Friday, February 13, 2015

Friday: a funeral

(TL;DR: I went to a funeral and was sad.)

Today I went to a funeral.  I'll admit, I was rather dreading it.  The circumstances had so many similarities to my mom's death: a person that wasn't that old, a cancer diagnosis quickly followed by death.  So they were already triggers on feeling sad.  But since it was my sister-in-law's father, I went.

I made it through the funeral itself without crying, mainly because I realized I didn't have any tissues so crying would be disastrous.  But I couldn't stop myself at the end.  I just remember how sad I was at Mom's funeral and how unreal it felt and how sad I was that Allison was (probably) feeling the same way.  I remember walking behind the casket on the way out of church and not being able to see because there were so many tears in my eyes.  I told Ben that I wasn't sure I could face Allison right then, and he said that was ok.  Phew.  I felt selfish, but I also remember being sick of crying and sometimes it was nice to be able to hold it together.  I expected we'd both be crying if I talked to Allison.  I managed to pull myself together at least a bit during the reception and talked a bit to her, but we kept it pretty light.

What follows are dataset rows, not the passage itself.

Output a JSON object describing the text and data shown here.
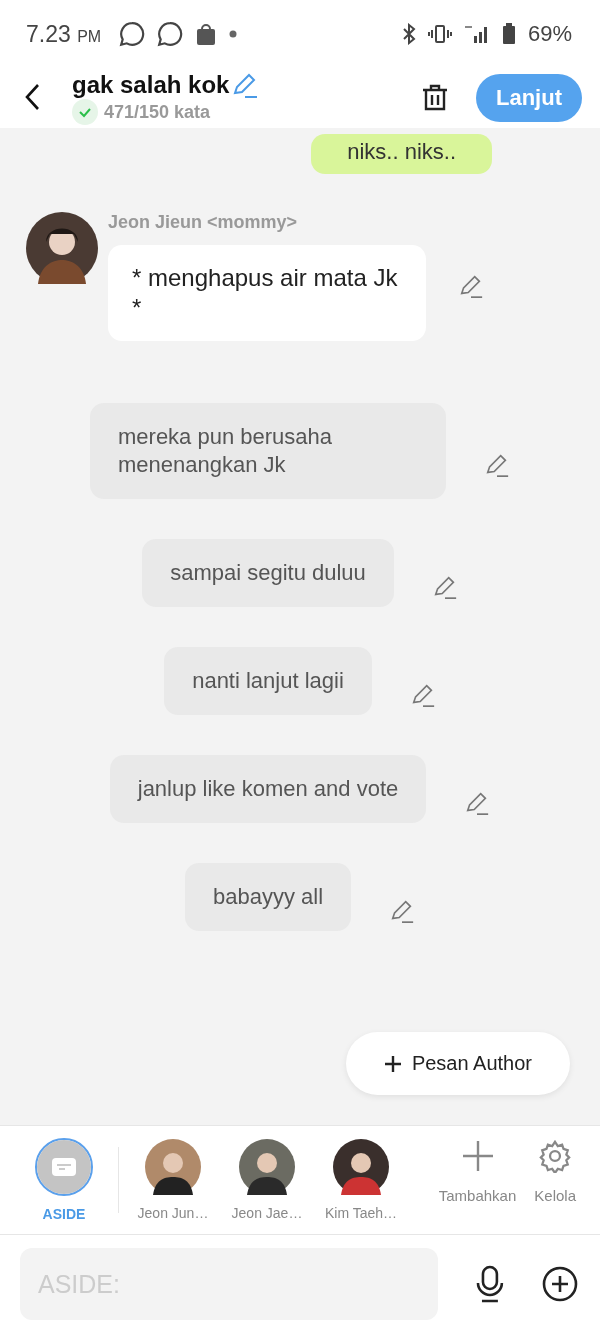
{
  "status_bar": {
    "time": "7.23",
    "ampm": "PM",
    "battery": "69%"
  },
  "header": {
    "title": "gak salah kok",
    "word_count": "471/150 kata",
    "word_goal_met": true,
    "next_button": "Lanjut"
  },
  "messages": [
    {
      "kind": "outgoing",
      "text": "niks.. niks.."
    },
    {
      "kind": "character",
      "name": "Jeon Jieun <mommy>",
      "text": "* menghapus air mata Jk *"
    },
    {
      "kind": "narration",
      "text": "mereka pun berusaha menenangkan Jk"
    },
    {
      "kind": "narration",
      "text": "sampai segitu duluu"
    },
    {
      "kind": "narration",
      "text": "nanti lanjut lagii"
    },
    {
      "kind": "narration",
      "text": "janlup like komen and vote"
    },
    {
      "kind": "narration",
      "text": "babayyy all"
    }
  ],
  "author_button": {
    "label": "Pesan Author"
  },
  "characters": [
    {
      "kind": "aside",
      "name": "ASIDE",
      "selected": true
    },
    {
      "kind": "person",
      "name": "Jeon Jun…",
      "selected": false
    },
    {
      "kind": "person",
      "name": "Jeon Jae…",
      "selected": false
    },
    {
      "kind": "person",
      "name": "Kim Taeh…",
      "selected": false
    }
  ],
  "actions": [
    {
      "kind": "add",
      "label": "Tambahkan"
    },
    {
      "kind": "manage",
      "label": "Kelola"
    }
  ],
  "composer": {
    "placeholder": "ASIDE:"
  }
}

And I'm kind of thinking that the pain of losing someone doesn't dull or diminish after time, it just changes.  The sharp pain of their passing doesn't come as frequently, but there are still intense feelings of loss at times.  A big difference is that you also know you'll be able to keep going since you've made it this far.  Also, the intense pain will pass, at least until the next time it comes back.

The wonderful thing though?  It means I had a wonderful mom.  I wouldn't miss her otherwise.

1 comment:

betsy said...

You did have a wonderful mom. I only spent a small amount of time with her but always it was a positive experience. I remember her funeral. I think the song was "I can only imagine" and I remember feeling like "please just take us all to heaven right now already!" There's a lot of pain here but also a lot of good things to focus on. I'm glad you were able to go yesterday and glad you had such a loving relationship with your mom. Hugs and prayers to you!